National Hate Crimes

What most refer to as a “hate crime” is not a separate offense itself, like burglary or murder. The term “hate crime” refers to a criminal act committed at least partially due to the victim’s inclusion in some protected group, such as race, religion, disability, ethnic origin, gender or sexual orientation. While many states have similar and often more severe hate crime laws, current federal law makes it a crime to injure, intimidate or interfere with a person due to his race, religion and national origin because of his participation in various federally protected activities, and mandates more severe punishment for crimes found to be hate crimes.

Currently, there is no punishment enhancement allowed in federal court for hate crimes found to be motivated by gender, disability or sexual orientation. President Obama wants to change that and more. He intends not only to strengthen current federal hate crimes legislation but also expand hate crimes protection by passing the Matthew Shepard Act.

The Mathew Shepard Act, also known as the Local Law Enforcement Hate Crimes Prevention Act, would expand the groups protected by federal hate crimes law to include not only sexual orientation but gender identity, ambiguously defined by the act as “actual or perceived gender-related characteristics [of the victim].” It would remove the requirement that the victim be engaged in a federally protected activity. It would also give the federal government increased authority to prosecute state level hate crimes not pursued by local authorities.

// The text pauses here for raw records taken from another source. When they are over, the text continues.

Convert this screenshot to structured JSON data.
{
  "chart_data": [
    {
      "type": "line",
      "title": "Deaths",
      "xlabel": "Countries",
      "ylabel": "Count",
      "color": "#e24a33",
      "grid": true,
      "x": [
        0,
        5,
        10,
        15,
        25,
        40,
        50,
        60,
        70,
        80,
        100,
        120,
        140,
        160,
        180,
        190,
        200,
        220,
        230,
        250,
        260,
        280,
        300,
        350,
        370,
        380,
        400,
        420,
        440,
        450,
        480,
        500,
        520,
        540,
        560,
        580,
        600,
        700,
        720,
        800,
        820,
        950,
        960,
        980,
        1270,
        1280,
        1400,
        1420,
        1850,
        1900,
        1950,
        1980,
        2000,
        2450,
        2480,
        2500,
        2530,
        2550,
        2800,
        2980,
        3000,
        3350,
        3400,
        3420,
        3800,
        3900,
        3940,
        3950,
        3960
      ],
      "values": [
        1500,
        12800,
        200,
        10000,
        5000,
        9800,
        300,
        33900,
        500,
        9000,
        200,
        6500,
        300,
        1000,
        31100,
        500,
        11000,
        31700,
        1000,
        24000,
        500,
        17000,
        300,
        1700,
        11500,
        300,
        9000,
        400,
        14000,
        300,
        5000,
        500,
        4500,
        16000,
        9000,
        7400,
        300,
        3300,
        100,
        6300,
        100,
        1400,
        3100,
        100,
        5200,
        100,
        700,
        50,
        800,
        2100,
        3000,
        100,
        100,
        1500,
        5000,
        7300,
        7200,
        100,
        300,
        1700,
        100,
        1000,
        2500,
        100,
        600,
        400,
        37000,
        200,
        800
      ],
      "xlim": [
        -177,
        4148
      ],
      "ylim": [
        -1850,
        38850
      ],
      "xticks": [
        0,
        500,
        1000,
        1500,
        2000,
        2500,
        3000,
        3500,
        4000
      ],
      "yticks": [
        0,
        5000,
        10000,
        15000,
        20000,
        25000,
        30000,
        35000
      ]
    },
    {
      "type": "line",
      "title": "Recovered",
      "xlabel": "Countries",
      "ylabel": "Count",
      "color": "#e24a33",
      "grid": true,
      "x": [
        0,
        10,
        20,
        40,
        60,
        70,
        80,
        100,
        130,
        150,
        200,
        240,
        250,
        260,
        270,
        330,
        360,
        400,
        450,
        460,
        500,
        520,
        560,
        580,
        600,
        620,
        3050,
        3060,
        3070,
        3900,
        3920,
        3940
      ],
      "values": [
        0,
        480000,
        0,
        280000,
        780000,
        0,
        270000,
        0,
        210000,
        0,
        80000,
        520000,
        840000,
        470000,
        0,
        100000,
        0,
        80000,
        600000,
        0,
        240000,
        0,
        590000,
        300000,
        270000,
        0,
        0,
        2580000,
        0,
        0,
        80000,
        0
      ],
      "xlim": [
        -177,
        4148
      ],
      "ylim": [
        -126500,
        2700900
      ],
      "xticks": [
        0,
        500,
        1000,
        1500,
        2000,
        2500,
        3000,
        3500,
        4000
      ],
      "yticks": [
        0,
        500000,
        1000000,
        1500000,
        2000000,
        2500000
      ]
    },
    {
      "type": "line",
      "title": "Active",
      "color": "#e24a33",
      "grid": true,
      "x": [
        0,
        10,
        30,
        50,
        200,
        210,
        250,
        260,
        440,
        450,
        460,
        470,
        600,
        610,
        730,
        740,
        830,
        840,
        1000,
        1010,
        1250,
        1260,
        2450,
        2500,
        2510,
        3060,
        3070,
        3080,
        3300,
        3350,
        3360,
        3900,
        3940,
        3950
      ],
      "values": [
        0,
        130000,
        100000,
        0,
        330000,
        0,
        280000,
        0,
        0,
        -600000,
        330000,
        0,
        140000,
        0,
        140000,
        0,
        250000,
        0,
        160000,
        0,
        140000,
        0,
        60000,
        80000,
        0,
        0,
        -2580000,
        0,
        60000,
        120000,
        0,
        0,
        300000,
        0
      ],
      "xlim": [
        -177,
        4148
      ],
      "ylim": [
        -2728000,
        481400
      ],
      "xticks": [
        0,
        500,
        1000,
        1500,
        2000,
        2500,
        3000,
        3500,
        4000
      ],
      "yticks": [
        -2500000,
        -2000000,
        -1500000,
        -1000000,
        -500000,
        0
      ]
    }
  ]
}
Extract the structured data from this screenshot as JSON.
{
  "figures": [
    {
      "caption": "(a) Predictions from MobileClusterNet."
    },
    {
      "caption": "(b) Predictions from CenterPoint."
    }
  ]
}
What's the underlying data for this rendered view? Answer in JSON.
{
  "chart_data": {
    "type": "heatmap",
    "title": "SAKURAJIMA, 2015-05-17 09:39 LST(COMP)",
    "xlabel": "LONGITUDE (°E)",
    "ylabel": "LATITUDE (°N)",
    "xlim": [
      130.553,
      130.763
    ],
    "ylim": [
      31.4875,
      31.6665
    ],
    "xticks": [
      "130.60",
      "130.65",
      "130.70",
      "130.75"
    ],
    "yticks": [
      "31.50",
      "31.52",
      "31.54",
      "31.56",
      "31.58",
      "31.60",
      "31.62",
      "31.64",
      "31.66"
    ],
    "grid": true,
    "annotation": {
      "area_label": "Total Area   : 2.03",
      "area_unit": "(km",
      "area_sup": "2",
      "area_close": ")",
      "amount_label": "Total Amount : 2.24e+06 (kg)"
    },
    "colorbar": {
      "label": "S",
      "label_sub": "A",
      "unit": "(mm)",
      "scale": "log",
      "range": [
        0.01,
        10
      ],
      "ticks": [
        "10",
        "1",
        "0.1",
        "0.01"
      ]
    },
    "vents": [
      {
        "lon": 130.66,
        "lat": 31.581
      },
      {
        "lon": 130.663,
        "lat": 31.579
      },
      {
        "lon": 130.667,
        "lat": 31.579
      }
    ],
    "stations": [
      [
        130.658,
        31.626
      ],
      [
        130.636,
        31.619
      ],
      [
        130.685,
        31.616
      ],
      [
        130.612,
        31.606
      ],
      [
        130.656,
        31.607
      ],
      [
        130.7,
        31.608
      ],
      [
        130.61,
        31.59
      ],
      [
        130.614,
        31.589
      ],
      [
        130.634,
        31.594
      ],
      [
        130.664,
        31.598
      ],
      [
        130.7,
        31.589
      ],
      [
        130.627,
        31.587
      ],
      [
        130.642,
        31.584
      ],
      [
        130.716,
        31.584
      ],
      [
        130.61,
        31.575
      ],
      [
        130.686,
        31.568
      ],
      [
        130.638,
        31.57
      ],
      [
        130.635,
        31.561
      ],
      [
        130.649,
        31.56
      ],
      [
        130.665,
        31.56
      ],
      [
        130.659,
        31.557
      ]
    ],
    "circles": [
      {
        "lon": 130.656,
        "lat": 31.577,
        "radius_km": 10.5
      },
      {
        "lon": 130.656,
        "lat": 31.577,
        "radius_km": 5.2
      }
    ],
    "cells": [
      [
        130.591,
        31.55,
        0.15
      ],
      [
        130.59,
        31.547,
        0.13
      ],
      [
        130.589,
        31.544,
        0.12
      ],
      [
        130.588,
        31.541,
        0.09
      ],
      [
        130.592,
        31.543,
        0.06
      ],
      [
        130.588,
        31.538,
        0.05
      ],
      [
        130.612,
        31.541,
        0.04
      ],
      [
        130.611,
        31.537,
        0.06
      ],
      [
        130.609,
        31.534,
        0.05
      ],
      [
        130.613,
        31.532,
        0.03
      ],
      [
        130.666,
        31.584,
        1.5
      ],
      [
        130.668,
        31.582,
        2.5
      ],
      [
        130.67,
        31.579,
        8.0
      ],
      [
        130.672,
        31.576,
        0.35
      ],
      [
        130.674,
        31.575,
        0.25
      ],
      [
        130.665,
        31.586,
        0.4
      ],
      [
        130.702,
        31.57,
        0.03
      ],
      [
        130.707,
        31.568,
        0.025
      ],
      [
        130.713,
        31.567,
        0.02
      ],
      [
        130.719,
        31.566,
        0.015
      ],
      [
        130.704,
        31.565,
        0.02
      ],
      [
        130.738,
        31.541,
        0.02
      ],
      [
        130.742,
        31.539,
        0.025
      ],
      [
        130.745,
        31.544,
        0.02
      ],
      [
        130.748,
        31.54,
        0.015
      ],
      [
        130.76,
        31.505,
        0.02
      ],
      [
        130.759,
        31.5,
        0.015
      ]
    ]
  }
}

Every “group” protected by supposed hate crimes laws already receives the same protection as every other American citizen. Hate crimes laws literally create specially protected classes, enshrining in law the proposition that a crime committed against one group is worse than a crime committed against another and upsetting the doctrine of equal protection under the law. Many see the expansion of hate crimes laws as a tool to silence opposition to homosexuality and eventually silence pastors from speaking Biblically on the subject.

Hate crimes laws and eventually hate speech laws have been passed in other countries and the results have been dire. A Swedish pastor was sentenced to one month in jail for preaching about homosexuality from his pulpit. At least one Canadian bishop and a Canadian priest have been investigated by the Canadian government for alledged human rights violations for speaking a Biblical view of homosexuality. There is every reason to expect that expansion of current hate crimes laws would pave the way to similar results in the United States.